Debi Edward was reporting from Kangaroo Island Wildlife Park which had said it was becoming "overwhelmed" by injured koalas following the devastating bushfires which have burnt huge swathes of Australia.

Experts say at least half of the 60,000 koalas on the island have been killed.

Across Australia at least 27 people have been died and thousands of homes destroyed by the fires.

Whilst filming at the park, Edward was told she was about to hold an extremely dangerous drop bear, a lethal cousin of koalas.

She was made to put on protective clothing and goggles to hold what was actually a koala.

No one else was wearing protective clothing.
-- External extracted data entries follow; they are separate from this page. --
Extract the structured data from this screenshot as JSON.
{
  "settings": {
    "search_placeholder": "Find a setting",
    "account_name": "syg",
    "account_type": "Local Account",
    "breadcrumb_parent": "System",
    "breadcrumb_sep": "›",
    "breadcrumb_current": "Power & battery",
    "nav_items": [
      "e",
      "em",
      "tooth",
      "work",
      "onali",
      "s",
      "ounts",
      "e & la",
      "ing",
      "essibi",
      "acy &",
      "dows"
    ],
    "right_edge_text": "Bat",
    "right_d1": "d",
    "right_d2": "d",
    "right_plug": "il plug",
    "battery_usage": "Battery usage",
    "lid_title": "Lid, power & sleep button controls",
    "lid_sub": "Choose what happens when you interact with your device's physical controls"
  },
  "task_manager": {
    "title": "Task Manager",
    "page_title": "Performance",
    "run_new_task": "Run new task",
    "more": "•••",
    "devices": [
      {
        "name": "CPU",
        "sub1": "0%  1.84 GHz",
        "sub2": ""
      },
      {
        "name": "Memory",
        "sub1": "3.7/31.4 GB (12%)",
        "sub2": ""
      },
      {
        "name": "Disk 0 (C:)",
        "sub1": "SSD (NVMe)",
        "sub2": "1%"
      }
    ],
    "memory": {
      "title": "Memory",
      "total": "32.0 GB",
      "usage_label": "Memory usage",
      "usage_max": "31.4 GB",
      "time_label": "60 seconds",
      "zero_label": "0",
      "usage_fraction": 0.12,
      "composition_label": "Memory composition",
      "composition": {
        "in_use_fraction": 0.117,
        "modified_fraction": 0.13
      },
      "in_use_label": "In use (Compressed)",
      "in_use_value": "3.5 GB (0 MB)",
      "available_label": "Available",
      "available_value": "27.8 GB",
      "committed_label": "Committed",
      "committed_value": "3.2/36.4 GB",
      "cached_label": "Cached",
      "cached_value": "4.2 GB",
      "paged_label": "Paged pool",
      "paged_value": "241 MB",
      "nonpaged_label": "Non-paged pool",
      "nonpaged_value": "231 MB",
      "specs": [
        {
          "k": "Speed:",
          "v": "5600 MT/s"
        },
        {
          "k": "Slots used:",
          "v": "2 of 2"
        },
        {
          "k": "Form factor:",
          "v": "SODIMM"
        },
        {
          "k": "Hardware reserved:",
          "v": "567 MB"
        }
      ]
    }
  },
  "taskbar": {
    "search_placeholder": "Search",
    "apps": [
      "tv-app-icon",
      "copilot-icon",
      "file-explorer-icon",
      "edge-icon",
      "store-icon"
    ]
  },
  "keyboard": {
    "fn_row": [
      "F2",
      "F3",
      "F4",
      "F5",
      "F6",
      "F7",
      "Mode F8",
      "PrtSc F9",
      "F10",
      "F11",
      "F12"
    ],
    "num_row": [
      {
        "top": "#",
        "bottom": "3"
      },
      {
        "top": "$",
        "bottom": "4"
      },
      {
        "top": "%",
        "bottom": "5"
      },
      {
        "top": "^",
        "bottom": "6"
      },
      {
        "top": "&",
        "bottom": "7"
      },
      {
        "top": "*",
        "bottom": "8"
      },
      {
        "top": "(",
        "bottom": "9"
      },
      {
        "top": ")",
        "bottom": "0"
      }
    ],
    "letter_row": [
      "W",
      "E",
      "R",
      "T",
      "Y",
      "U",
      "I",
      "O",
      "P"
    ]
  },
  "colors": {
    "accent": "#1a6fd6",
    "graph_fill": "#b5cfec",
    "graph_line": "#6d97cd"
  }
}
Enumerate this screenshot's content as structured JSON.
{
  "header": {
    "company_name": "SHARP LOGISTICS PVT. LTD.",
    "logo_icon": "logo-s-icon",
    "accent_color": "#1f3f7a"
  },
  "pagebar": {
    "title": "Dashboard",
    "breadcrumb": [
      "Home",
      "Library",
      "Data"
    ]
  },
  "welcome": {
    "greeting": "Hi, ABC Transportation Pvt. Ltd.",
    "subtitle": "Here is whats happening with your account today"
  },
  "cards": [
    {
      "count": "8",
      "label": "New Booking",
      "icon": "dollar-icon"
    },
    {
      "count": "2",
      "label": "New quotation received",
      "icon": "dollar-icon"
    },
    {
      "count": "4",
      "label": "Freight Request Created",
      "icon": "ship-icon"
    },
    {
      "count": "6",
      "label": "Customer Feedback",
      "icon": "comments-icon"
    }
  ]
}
Credit: Facebook/Sean Mulcahy

Unbeknown to Edward, there is no such thing as a drop bear, it's a well-known hoax about a predatory, carnivorous version of docile koalas which lurk in trees and then drop on the heads of their prey from above.

Nervously holding the koala, Edward tells the camera : "I've been told this is quite a dangerous bear, it's been known to attack people, it's called a drop bear because they drop out of the trees to attack people."

Army reservist vet Garnett Hall also warns Edward about the drop bear's poisonous fangs.

When the koala begins looking around, Edward becomes visibly worried asking if someone can take the "drop bear" from her as Hall tells her not to move "I'm going to get the dart gun".

It was only when Hall and park owner Garnett Mitchell nonchalantly take the koala from her, that the penny drops for Edward and she realises she has been tricked.

Appearing on Australia's The Today Show, Edward was still laughing at herself, and said she was glad she had brought some light relief to the team at Kangaroo Island Wildlife Park who have been battling the blazes and tending to animals day and night.

"That was the only time we saw Sam laughing that day, he'd been up all night battling fires, trying to keep the park safe, trying to keep the animals safe, he was absolutely exhausted," Edward told the TV hosts.

"It was great to be able to see him smile and have a joke and just forget about all of the hardships for a few minutes.

"The guys there at the park are absolutely amazing and I just need to shout out to them this morning and say my heart is going out to them at this time, they're just going through something really awful, a lot of Australia is at the moment, but I just hope this has brought some light to them at this difficult time."

Almost £1 million has been raised to help Kangaroo Island Wildlife Park, far-surpassing the £8,000 they initially set out to raise to help them care for the injured animals.